As Rosenbaum notes, the board has an “affirmative duty to enforce their documents, and to make sure that owners and occupants are not violating those documents. But board members and management cannot be everywhere in the building at once. They only know what they themselves see, and what is reported to them.”

As such, adds Rosenbaum, when evaluating a conflict, the first question the association should ponder is: “Has anyone complained to the board or the managing agent? Things happen in an association all the time that do not get reported. And unless an owner or occupant – or one of the participants – lodges a formal complaint with the board, then the board may have limited responsibility. Rumor of a ‘fight’ may get to the board, but it will be just that: rumor and hearsay. Many – if not most – associations have rules that say that the board will only address an alleged violation of the association’s documents if a written complaint is filed with the board (or management). Unless someone is willing to come forward and report what they saw and/or heard, the board probably does not have responsibility to affirmatively investigate the rumors.”

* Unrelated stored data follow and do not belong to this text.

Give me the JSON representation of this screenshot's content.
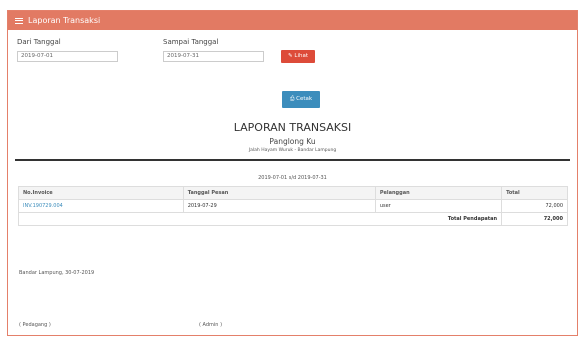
{
  "panel": {
    "title": "Laporan Transaksi"
  },
  "filter": {
    "from_label": "Dari Tanggal",
    "from_value": "2019-07-01",
    "to_label": "Sampai Tanggal",
    "to_value": "2019-07-31",
    "lihat_label": "Lihat"
  },
  "cetak_label": "Cetak",
  "report": {
    "title": "LAPORAN TRANSAKSI",
    "shop": "Panglong Ku",
    "address": "Jalah Hayam Wuruk - Bandar Lampung",
    "period": "2019-07-01 s/d 2019-07-31"
  },
  "table": {
    "headers": [
      "No.Invoice",
      "Tanggal Pesan",
      "Pelanggan",
      "Total"
    ],
    "rows": [
      {
        "invoice": "INV.190729.004",
        "date": "2019-07-29",
        "customer": "user",
        "total": "72,000"
      }
    ],
    "total_label": "Total Pendapatan",
    "total_value": "72,000"
  },
  "footer": {
    "place_date": "Bandar Lampung, 30-07-2019",
    "sign_left": "( Pedagang )",
    "sign_right": "( Admin )"
  }
}
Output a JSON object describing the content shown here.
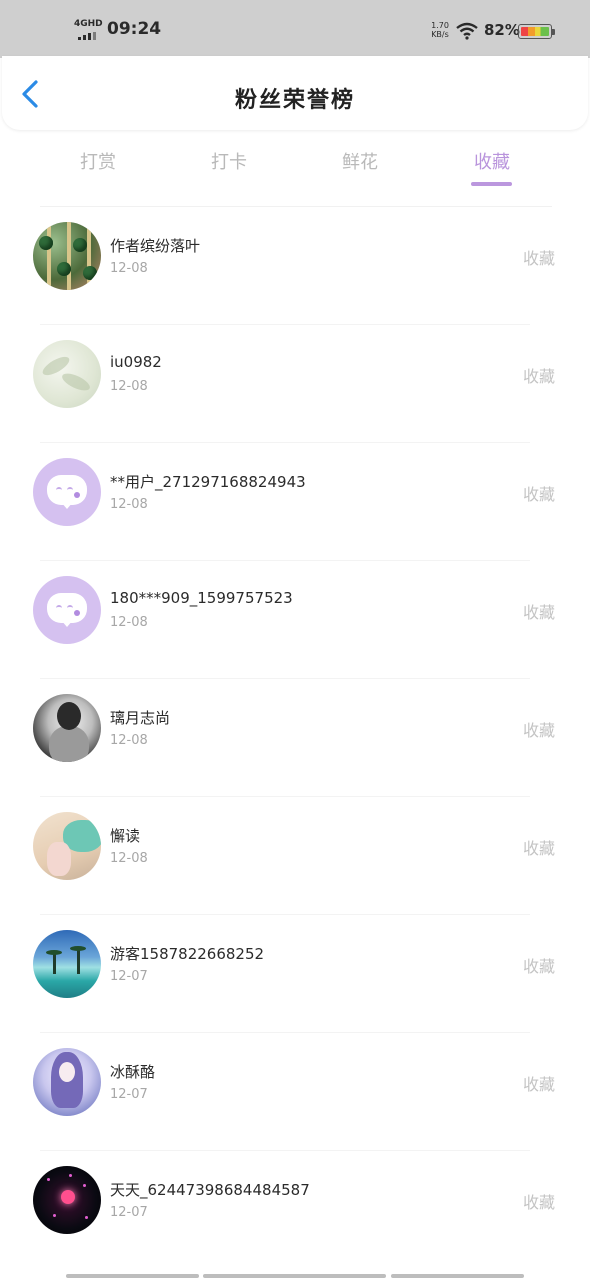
{
  "status_bar": {
    "network": "4GHD",
    "time": "09:24",
    "net_speed_value": "1.70",
    "net_speed_unit": "KB/s",
    "battery_percent": "82%"
  },
  "header": {
    "title": "粉丝荣誉榜"
  },
  "tabs": [
    {
      "label": "打赏",
      "active": false
    },
    {
      "label": "打卡",
      "active": false
    },
    {
      "label": "鲜花",
      "active": false
    },
    {
      "label": "收藏",
      "active": true
    }
  ],
  "colors": {
    "accent": "#b994dc",
    "inactive_tab": "#b9b9b9",
    "action_text": "#c4c4c4"
  },
  "list": [
    {
      "name": "作者缤纷落叶",
      "date": "12-08",
      "action": "收藏"
    },
    {
      "name": "iu0982",
      "date": "12-08",
      "action": "收藏"
    },
    {
      "name": "**用户_271297168824943",
      "date": "12-08",
      "action": "收藏"
    },
    {
      "name": "180***909_1599757523",
      "date": "12-08",
      "action": "收藏"
    },
    {
      "name": "璃月志尚",
      "date": "12-08",
      "action": "收藏"
    },
    {
      "name": "懈读",
      "date": "12-08",
      "action": "收藏"
    },
    {
      "name": "游客1587822668252",
      "date": "12-07",
      "action": "收藏"
    },
    {
      "name": "冰酥酪",
      "date": "12-07",
      "action": "收藏"
    },
    {
      "name": "天天_62447398684484587",
      "date": "12-07",
      "action": "收藏"
    }
  ]
}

“Getting involved can be dangerous, as you can never be entirely sure that you’re on the right side of a discussion,” warns Brigmond. “The most ‘commitment’ that I would advise for a board to make would be to acknowledge that the association’s attorney will address their concerns on behalf of the board, providing that it is not a civil issue.”

Push Come Shove

Of course, in some communities, there may be repeat offenders who frequently cause both minor and not-so-minor problems In these cases, eventually the onus will be on the board to do something about these characters. 

“Most condo declarations contain what I call the ‘nuclear option,’” says Rosenbaum. “If an owner is repeatedly fined for serious violations of the association’s documents, one of the remedies available to an association is to go to court to get an order mandating the forced sale of that owner’s unit. This is a last-resort remedy against an owner who seems unable to live in a community setting – as opposed to a detached single-family home.

“But any of the steps that an association takes could result in that association getting sued,” Rosenbaum continues. “The courthouse is open to everyone. That said, as long as the association has followed its own rules in addressing the issues, and those rules are consistent with the law governing enforcement of its documents, then the association should be able to successfully defend its actions.”

“Remember the old saw: ‘no good deed goes unpunished,’” warns Troup. “As long as the board acts in accordance with the business judgment rule – i.e., no discriminatory decisions or enforcement of rules; no board member acts according to their own self-interest”    then there is no potential negligence for staying out of a fight.

Kadim agrees. “Intervening in resident conflict is absolutely an area wherein a board would take on additional risk just by involving itself,” he says. “Once involved, the board is essentially acting as an unofficial third-party mediator between residents. It’s very important that the involvement of the board remains as factual and unbiased as possible. If the issue is over something such as one resident parking too close to another’s space, simply by being the third party to reiterate the rules and regulations of the property’s parking policy and to remind the residents that they should be as courteous as possible to one another would be safer, as there are no sides being taken. If the residents are looking for action, things become tricky. Even if the association had the ability to reassign one resident to separate the conflicting parties, this could spark a new conflict down the road.”

As passive as this may sound, the best bet in most conflicts is to consult any and all relevant professionals. It actually seems prudent for a board to outsource some responsibility; after all, that’s why they retain management, attorneys, insurance, etc., in the first place. Do not leap before looking!         

Mike Odenthal is a staff writer/reporter for The Cooperator.